# What is the significance of an infeasible solution to a network flow problem?

I'm trying to understand a paper (Systems Analysis and Optimization of Local Water Supplies in Los Angeles http://ascelibrary.org/doi/10.1061/%28ASCE%29WR.1943-5452.0000803) that seems to use optimization in a curious way. Although parts of the study are somewhat complex, the study appears to ultimately use a relatively straight-forward, linear, network flow problem. Screengrab of model formulation. Later in the paper, the authors' explain how the linear program has no primal feasible solution, so they select a feasible dual solution instead:

Notably, Artes does not report optimal solutions. The formulation and constraints typically result in a primal infeasible solution, i.e., no solution exists that satisfies all of the requirements. Constraints for observed flows in subwatersheds and demands for some smaller retailers such as mutual water companies and selected municipal utilities cannot be met through the model configuration based on available data. Gurobi uses the Simplex method to solve linear programming problems. Upon determining infeasibility for the current basis, Gurobi iterates through pivots until identifying a feasible solution for the dual or primal problems. For this analysis, Gurobi consistently identified a feasible solution to the dual problem while the primal problem remained infeasible and thus not optimal because noted constraints are not met. Presented results are feasible dual problem solutions that, despite nonoptimality, yield insights for urban water management. Relaxing key constraints could improve performance.

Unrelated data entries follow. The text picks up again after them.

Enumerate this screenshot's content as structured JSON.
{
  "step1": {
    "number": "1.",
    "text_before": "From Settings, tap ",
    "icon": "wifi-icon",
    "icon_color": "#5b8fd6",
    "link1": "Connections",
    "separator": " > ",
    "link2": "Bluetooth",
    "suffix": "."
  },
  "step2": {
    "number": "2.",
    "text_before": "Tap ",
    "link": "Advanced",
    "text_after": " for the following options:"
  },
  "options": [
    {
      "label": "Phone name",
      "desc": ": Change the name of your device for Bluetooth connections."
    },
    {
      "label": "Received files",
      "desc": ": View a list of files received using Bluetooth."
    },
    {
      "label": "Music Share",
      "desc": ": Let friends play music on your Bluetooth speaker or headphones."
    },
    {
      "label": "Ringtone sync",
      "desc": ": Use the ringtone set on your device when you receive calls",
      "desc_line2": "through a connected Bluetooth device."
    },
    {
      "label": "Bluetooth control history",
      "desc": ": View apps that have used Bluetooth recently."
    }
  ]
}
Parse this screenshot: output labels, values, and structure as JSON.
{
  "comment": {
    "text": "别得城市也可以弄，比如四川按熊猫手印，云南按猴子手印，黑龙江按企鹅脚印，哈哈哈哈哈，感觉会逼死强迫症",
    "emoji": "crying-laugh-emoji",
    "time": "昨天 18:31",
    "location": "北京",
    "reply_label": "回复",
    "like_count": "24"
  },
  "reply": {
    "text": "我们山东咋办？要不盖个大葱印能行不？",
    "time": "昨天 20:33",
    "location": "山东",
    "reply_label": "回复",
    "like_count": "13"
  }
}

I understand the fundamentals of linear programming, including the concept of duality. What I don't understand is how selecting a feasible dual solution provides useful information in the context of understanding the system. My understanding is that the Duality Theorem of Linear Programming indicates that if the primal (dual) is infeasible, then the dual (primal) has an unbounded objective, so a dual (primal) feasible solution seems arbitrary and meaningless.

In short, I am puzzled that the paper uses this optimization method at all given primal infeasibility. In either the specific context of this paper--or in any optimization problem generally--what useful insights can a feasible dual solution provide when the primal is infeasible?